— Ага, вон оно как!.. — Антона Антоновича рассердила легкость, с которой его напарница расправлялась с Хлебниковым. — Выходит, чтоб быть сознательным, надо на книжке кое-что накопить. Вы так считаете: надо сберкнижку заиметь.
По широкому лицу Аглаи Николаевны прошла медленная усмешка.
— Я не в том смысле, — сказала она. — А хотя б и так… Что зазорного — откладывать на книжку? И государству польза, вы сами знаете.
— А в каком еще смысле?.. в каком? — настаивал Антон Антонович.
«Вот чертова баба… каменная, — подумал он; ему и впрямь вспомнились эти каменные изваяния в далекой Хакасской степи, где он побывал в молодости. — Чем ее сдвинешь? — стоит столбом».

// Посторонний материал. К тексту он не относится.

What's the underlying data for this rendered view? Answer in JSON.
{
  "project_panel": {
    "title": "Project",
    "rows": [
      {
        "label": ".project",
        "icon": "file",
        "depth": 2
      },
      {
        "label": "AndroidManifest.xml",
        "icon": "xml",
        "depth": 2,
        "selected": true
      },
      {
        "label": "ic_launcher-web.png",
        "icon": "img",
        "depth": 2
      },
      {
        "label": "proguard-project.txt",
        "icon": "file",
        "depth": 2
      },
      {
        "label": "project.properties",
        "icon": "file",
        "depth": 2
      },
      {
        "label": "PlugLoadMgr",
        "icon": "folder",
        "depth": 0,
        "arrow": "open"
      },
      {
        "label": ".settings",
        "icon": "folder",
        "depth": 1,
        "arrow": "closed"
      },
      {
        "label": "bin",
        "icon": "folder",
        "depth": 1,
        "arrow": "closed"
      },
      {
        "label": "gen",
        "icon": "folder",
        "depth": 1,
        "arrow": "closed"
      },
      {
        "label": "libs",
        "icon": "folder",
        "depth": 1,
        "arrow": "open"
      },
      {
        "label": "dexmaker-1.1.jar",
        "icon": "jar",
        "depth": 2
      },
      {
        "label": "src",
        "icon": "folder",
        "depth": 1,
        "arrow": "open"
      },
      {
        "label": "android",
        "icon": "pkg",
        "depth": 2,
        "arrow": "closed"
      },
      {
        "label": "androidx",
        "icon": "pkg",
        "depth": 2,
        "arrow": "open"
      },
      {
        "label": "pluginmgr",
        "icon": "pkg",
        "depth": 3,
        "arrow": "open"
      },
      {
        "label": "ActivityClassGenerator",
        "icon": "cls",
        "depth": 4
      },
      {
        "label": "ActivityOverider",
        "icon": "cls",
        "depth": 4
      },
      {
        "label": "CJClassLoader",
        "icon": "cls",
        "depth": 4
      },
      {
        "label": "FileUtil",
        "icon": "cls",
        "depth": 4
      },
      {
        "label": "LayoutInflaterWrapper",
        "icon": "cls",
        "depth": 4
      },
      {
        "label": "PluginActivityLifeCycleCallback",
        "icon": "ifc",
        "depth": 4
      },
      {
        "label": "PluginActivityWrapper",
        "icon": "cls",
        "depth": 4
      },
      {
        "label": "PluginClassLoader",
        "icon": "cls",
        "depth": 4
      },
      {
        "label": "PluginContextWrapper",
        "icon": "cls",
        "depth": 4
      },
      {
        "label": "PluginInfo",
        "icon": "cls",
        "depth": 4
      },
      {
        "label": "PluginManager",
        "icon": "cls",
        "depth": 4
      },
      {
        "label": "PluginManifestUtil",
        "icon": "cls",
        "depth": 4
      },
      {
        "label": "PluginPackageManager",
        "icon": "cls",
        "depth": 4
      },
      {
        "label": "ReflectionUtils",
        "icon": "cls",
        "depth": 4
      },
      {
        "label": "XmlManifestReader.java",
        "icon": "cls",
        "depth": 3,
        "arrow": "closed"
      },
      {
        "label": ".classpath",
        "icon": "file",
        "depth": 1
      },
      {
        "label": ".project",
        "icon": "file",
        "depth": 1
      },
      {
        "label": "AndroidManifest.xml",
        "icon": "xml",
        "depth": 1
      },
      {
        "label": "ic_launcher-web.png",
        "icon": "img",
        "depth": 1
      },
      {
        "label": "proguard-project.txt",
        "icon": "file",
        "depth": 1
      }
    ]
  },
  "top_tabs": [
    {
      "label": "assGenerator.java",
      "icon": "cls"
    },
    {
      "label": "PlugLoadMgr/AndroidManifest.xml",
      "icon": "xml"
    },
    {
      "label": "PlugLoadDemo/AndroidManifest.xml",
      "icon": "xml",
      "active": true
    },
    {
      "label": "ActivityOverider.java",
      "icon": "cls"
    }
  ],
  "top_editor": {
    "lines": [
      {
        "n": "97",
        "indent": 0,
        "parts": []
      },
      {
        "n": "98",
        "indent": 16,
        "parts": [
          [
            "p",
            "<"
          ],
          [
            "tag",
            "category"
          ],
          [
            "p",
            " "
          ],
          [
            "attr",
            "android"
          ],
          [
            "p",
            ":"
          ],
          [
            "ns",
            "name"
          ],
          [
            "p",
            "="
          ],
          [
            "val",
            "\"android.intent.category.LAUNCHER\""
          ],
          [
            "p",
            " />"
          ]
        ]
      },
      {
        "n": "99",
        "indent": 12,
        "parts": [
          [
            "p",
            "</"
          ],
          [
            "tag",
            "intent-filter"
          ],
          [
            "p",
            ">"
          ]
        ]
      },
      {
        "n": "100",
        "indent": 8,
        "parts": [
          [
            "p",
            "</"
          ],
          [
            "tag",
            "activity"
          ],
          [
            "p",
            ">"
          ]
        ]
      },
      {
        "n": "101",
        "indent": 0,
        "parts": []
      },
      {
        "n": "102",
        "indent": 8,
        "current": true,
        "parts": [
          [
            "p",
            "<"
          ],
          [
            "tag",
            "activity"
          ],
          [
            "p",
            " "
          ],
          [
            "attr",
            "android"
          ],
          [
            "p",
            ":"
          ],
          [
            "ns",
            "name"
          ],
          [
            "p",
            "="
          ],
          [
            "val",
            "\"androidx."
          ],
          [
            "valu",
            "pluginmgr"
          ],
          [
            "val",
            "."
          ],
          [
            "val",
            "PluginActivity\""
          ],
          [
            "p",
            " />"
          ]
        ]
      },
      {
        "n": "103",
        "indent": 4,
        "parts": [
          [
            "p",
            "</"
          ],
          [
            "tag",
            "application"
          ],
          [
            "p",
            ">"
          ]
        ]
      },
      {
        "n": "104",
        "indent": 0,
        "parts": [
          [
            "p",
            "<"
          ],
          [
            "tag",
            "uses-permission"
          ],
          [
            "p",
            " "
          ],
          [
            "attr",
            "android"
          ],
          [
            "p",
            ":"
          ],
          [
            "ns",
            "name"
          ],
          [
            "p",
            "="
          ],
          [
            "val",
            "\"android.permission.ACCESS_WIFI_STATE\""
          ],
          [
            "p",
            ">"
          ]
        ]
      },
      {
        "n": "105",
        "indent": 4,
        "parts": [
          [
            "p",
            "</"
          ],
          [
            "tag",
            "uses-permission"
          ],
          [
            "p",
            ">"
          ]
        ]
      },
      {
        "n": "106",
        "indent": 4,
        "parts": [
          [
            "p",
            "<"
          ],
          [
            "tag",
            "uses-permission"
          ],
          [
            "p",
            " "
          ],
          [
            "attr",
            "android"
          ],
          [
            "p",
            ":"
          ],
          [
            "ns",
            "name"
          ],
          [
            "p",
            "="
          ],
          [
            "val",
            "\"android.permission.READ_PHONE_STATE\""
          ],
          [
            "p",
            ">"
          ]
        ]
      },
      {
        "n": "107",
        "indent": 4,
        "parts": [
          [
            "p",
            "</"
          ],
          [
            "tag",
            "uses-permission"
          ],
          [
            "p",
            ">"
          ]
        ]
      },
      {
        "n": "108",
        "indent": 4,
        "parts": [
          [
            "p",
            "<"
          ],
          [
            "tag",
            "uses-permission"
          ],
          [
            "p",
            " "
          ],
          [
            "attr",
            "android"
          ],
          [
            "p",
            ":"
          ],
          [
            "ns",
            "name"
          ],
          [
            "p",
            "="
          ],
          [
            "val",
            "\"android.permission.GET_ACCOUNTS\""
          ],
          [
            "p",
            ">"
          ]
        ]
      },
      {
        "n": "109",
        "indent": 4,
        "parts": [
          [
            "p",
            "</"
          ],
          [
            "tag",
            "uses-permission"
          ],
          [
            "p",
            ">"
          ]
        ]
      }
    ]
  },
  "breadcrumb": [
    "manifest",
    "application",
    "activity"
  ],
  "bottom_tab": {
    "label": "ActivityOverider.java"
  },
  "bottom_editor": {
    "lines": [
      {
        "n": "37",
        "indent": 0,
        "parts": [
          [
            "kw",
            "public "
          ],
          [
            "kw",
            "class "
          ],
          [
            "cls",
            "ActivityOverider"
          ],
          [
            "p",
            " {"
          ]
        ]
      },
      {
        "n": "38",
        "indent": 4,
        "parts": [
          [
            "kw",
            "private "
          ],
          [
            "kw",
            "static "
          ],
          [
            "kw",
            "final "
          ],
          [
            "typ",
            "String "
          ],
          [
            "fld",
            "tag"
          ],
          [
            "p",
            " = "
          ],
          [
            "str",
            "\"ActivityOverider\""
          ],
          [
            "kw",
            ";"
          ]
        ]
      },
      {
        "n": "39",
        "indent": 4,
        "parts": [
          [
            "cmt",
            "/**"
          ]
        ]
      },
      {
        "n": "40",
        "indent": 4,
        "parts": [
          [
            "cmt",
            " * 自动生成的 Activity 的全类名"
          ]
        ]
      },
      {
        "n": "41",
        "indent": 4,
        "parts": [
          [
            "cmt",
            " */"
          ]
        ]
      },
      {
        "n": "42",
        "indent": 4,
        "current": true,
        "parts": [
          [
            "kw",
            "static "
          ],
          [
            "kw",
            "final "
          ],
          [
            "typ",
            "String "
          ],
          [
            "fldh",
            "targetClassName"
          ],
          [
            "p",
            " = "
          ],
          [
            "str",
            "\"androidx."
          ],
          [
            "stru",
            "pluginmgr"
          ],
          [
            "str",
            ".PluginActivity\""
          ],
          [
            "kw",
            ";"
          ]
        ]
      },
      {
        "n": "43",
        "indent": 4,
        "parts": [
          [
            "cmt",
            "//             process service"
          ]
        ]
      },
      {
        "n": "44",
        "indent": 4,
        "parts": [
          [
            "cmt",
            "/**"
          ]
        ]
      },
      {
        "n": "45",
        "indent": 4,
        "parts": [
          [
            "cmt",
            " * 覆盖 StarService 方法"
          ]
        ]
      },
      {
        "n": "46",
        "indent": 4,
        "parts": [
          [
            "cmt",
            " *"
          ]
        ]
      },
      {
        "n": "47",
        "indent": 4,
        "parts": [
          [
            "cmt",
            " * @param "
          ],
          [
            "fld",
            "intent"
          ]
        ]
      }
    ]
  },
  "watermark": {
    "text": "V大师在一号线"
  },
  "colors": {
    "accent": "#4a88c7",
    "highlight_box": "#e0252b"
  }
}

Она не ответила, словно высказавшись до конца, даже не пошевелилась.
…Молодой человек, судьба которого сейчас решалась, вызывал у Аглаи Николаевны чувство опасливо-враждебное. При всей своей наружной невозмутимости Аглая Николаевна была человеком сильных страстей, И Хлебников не понравился ей по первым же впечатлениям, без каких-либо скидок на молодость, словно она сразу же все о нем уяснила. Убийца, способный ни за что лишить человека жизни, способен был, само собой, на любое преступление — на грабеж, насилие, поджог… Так и проявлялось то зло, что, по убеждению Аглаи Николаевны, жило в каждом человеке — только у одного оно открыто, а другому удавалось его прятать или смирять. Но соблазны мучили всех, люди боролись в душе, и победа давалась тут с великими усилиями — это Аглая Николаевна особенно хорошо знала.
Она эту трудную победу одержала… Однако было время, когда отказ от того, что само как будто шло в руки, можно было бы назвать ее подвигом — подвигом отказа.